BALTIMORE - The NAACP chose 35-year-old activist and former news executive Ben Jealous as its president Saturday, making him the youngest leader in the 99-year history of the nation's largest civil rights organization.
The 64-member board of the National Association for the Advancement of Colored People met for eight hours before selecting Jealous in the early morning. He was formally introduced Saturday afternoon and will take over as president in September.
"I'm excited," Jealous told The Associated Press. "I think that it's a real affirmation that this organization is willing to invest in the future, to invest in the ideas and the leadership of the generation that is currently raising black children in this country."
Though he is not a politician, minister or civil rights icon, Jealous provides the organization with a young but connected chief familiar with black leadership and social justice issues.

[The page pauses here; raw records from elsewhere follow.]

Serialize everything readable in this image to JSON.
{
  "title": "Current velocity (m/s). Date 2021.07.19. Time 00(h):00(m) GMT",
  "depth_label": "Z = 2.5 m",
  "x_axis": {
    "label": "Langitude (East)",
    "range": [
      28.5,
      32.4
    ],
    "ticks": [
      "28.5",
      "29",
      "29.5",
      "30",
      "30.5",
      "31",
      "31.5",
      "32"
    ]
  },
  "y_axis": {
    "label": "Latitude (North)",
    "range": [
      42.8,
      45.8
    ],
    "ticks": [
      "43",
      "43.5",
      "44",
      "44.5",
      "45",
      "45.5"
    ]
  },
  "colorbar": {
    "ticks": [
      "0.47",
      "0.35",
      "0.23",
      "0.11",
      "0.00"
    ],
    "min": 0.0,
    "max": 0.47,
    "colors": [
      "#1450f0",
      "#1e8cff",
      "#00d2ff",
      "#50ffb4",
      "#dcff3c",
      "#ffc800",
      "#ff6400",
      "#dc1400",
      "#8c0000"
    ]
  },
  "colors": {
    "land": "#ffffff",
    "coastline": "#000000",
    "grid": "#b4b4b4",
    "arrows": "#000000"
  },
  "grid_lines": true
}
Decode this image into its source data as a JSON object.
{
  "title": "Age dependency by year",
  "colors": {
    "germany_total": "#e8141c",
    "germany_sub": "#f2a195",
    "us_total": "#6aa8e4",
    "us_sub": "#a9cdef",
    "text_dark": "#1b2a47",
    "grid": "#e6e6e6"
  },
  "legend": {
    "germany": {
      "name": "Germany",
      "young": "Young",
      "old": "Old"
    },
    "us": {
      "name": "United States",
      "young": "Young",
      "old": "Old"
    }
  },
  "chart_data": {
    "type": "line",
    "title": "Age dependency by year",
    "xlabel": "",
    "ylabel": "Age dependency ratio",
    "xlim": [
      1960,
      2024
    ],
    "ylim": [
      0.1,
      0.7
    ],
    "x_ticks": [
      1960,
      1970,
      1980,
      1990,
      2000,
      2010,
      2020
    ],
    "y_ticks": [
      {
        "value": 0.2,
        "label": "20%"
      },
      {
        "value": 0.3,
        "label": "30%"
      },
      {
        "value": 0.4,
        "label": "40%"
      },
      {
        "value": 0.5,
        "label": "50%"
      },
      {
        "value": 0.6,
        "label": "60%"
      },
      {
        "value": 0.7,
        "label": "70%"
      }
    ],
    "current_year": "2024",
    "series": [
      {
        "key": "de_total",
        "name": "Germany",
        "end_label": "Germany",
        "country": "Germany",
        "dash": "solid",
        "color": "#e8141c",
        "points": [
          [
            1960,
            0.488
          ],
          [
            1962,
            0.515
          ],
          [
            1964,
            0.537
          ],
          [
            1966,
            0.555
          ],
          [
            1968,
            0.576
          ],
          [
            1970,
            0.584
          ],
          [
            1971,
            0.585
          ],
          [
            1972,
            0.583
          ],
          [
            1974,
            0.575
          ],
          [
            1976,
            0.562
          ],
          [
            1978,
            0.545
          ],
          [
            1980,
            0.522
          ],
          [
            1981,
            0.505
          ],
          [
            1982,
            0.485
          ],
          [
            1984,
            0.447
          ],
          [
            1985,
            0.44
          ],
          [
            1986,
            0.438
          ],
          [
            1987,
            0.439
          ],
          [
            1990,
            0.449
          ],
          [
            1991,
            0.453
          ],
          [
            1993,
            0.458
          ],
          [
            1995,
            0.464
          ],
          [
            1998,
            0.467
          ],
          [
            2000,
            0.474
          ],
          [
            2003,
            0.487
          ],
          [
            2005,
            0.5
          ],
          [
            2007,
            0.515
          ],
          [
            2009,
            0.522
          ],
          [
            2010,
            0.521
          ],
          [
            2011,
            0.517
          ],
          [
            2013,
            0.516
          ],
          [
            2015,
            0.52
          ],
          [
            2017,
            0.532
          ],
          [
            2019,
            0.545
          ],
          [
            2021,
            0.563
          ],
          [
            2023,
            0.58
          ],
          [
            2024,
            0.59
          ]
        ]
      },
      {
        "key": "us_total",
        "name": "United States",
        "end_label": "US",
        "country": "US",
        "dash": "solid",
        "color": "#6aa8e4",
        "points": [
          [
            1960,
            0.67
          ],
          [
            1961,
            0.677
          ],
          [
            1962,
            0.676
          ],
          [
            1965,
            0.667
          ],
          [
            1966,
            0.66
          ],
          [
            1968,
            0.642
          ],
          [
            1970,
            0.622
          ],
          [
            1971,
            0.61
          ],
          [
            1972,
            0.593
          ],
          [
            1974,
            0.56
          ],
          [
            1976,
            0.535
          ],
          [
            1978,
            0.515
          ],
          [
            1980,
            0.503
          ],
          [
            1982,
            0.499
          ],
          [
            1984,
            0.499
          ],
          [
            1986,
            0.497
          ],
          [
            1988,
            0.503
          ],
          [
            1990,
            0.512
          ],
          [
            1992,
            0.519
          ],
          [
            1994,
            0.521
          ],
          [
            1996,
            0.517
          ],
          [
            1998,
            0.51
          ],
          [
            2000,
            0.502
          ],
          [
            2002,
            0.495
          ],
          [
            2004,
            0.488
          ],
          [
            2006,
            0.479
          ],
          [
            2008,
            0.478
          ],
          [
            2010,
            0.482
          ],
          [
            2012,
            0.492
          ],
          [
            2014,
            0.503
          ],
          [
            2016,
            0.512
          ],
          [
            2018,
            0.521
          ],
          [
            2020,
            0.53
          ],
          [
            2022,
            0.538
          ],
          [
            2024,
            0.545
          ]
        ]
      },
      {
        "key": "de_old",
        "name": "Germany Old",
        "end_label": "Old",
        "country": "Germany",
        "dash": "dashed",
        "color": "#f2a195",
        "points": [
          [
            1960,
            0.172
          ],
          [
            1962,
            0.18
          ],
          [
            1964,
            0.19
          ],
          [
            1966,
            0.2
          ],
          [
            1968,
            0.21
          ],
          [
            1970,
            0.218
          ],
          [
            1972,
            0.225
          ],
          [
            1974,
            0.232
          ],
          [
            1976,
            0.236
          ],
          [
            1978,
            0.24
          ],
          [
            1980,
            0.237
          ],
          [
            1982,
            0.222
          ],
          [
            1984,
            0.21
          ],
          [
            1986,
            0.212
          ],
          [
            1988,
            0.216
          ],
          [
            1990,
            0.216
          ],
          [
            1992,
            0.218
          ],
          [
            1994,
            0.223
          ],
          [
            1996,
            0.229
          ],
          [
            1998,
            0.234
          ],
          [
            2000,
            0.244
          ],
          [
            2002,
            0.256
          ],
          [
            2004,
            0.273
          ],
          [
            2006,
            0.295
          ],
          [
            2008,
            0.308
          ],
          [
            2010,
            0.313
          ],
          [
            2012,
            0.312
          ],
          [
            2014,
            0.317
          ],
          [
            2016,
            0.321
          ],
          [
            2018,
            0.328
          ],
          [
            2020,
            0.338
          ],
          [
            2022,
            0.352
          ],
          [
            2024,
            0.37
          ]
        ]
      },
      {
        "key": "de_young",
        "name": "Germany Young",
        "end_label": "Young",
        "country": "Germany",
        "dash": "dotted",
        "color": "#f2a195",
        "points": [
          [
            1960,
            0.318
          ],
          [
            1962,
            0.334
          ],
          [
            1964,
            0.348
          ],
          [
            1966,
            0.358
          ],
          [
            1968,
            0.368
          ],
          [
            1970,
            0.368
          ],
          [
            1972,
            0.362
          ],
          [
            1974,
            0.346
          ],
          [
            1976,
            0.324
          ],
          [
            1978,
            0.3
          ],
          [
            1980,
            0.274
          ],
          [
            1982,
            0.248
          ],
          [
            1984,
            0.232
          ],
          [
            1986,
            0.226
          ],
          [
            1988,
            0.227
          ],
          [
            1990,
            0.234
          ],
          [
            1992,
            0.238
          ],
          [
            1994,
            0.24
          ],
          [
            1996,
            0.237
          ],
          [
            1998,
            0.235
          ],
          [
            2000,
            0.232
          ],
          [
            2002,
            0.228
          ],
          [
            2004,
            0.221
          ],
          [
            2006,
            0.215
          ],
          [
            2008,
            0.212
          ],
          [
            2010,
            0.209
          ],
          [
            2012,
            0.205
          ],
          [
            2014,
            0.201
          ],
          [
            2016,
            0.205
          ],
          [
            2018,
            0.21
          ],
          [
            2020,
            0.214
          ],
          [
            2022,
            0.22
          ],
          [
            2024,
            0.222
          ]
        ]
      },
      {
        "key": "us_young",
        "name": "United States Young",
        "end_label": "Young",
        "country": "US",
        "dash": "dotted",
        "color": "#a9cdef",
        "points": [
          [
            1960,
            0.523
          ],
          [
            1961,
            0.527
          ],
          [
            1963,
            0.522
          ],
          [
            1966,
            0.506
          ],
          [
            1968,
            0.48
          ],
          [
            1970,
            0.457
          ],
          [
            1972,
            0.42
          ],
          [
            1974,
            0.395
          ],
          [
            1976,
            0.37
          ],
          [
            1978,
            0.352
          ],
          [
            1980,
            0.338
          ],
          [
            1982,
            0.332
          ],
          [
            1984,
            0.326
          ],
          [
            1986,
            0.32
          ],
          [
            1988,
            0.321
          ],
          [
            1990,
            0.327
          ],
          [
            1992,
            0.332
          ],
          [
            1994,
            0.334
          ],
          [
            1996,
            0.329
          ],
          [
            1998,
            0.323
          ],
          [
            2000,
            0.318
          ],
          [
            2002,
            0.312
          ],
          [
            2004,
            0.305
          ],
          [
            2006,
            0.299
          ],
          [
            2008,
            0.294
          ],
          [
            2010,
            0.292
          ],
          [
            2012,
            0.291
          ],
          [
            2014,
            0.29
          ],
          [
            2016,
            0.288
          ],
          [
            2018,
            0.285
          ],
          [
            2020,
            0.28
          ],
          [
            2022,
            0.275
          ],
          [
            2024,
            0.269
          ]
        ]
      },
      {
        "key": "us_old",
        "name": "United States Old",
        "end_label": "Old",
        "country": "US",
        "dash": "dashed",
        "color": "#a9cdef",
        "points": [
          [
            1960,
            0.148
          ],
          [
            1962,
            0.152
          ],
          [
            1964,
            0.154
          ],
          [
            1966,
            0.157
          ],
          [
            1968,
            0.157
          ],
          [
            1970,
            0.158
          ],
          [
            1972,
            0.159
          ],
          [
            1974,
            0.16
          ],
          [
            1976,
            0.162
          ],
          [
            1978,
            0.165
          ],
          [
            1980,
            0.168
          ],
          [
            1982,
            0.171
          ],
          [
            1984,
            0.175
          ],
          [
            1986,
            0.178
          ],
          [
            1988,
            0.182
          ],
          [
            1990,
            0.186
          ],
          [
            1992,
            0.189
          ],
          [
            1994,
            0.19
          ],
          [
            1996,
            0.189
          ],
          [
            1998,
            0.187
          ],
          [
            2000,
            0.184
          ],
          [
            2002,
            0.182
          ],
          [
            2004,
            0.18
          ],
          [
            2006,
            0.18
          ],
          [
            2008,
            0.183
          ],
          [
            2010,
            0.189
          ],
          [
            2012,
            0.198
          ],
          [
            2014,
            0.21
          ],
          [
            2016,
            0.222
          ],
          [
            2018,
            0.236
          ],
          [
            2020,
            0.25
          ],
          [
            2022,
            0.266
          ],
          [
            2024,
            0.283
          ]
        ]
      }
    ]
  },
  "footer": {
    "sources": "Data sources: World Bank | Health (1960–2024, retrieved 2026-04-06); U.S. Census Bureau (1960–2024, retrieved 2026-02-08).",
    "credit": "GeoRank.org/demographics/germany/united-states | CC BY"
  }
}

He takes the helm as the NAACP's 17th president just months before the organization's centennial anniversary and as the group looks to boost its coffers.
"There are a small number of groups to whom all black people in this country owe a debt of gratitude, and the NAACP is one of them," Jealous said. "There is work that is undone. ... The need continues and our children continue to be at great risk in this country."
Jealous succeeds Bruce Gordon, who resigned abruptly in March 2007. Gordon left after 19 months, citing clashes with board members over management style and the NAACP's mission as his reasons for leaving. Dennis Courtland Hayes had been serving as interim president and chief executive officer.
Jealous was born in Pacific Grove, Calif., and educated at Columbia University and Oxford University, where he was a Rhodes Scholar.
He began his professional life in 1991 with the NAACP, where he worked as a community organizer with the Legal Defense Fund working on issues of health care access in Harlem. His family boasts five generations of NAACP membership.
During the mid 1990s, Jealous was managing editor of the Jackson Advocate, Mississippi's oldest black newspaper.